Coach pats me on the shoulder. I move forward, pull my goggles over my eyes and adjust my swimsuit.

The loudspeaker booms, “Swimmers, step up.”

Climbing up onto the block, looking down into the water, I become totally focused. The outside world is completely gone.

“Take your mark.”

With the loud crack of the starting pistol, I’m off.

As
I first hit the water, pushing off the wall, I’m propelled underwater like an explosive warhead. Completely submerged, the water closes in over me. I hear nothing. Just me, my own thoughts, as I glide. This moment full of promise. It’s when I know the race is mine. But all too soon it runs out, like my breath, when I burst above the water and take my first stroke.

“Go Olivia!” someone screams.

That voice. Lucien.

Can’t focus. My body starts trembling and my mouth opens to scream, water pouring into me, heart pounding, nerves alight, every muscle stiffening. Stop. Focus. Deep breath and close everything out. I shut my eyes and the turbulent world in which I am submerged goes black and silent.

Coach says visualize the race. Visualize your ideal race. I visualize … I smell like him. I taste like him inside my mouth. I can’t get the feel of him off of my skin.

Water is more than 700 times denser and 55 times more viscous than air. Think about anything. No, think about nothing. Just focus.

As my arms jerk upwards, my lungs burn as I open my mouth searching for air, a reprieve from the water, but I miss the air. The pounding in my chest is so violent that I know my heart is going to burst right through my rib cage.

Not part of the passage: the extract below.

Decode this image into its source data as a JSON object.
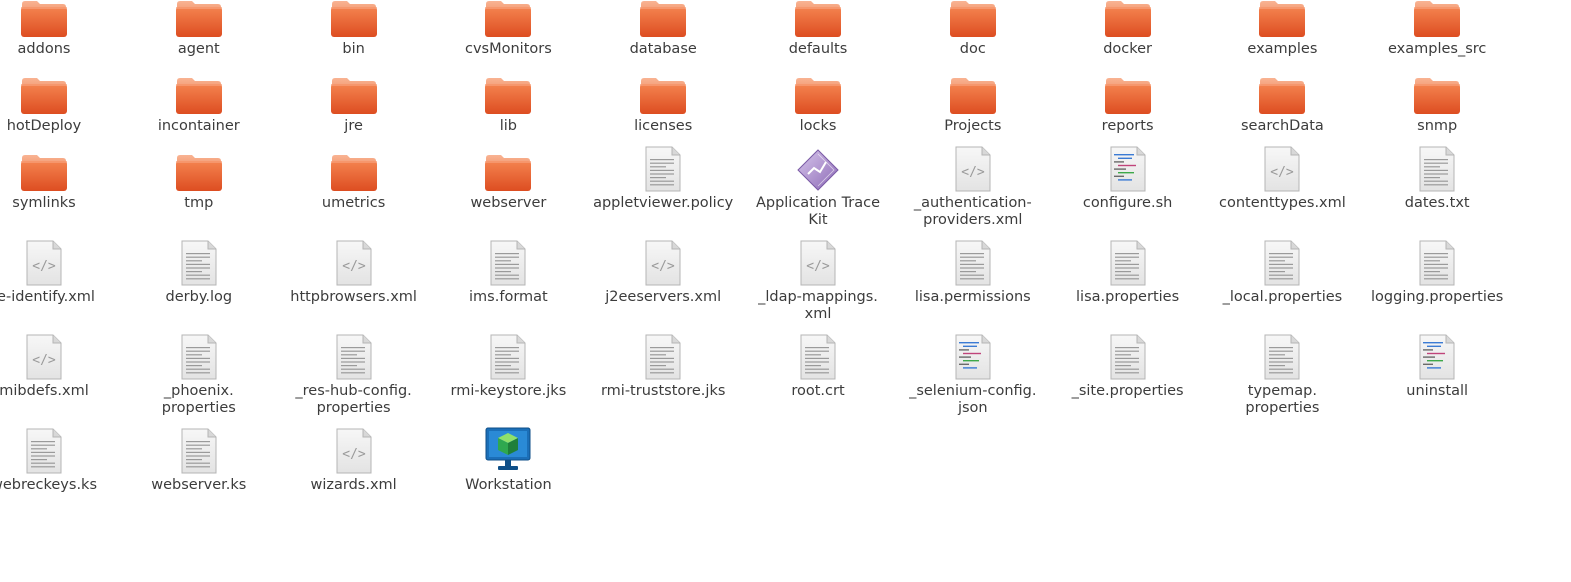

White cotton spots start to dance in front of my eyes. I’m suffocating. Part of me is still begging, all the way up the stairs from the kitchen where we had been drinking to his bedroom, all the time, begging, pleading, crying, fighting, please don’t do this, please let me go, please don’t, please stop, please, oh God, please stop, oh momma, please … still wriggling away just to be dragged back and have it start all over again, desperately fighting and trying to get away just to be pulled back, and no sound except my voice still begging, no words from him, nothing, just that constant dragging back and starting again, tears streaming down my face, feeling so tired, so very tired, and so cold and sick, aching inside, aching in my soul.

Choking as water fills my mouth, nose and lungs. I don’t want to fight anymore. I let the water start to pull my heavy body down.

Coach is in the water with her arms around my neck, yelling. Arms pulling at me in all directions, dragging me out of the water. Hundreds of eyes all staring at me, people standing in their seats. Silence.

I hear my Uncle Preston’s voice, but I can’t make out what he’s saying before the rabble of voices drowns him out.

Everything goes dark like someone switched the light off inside my head.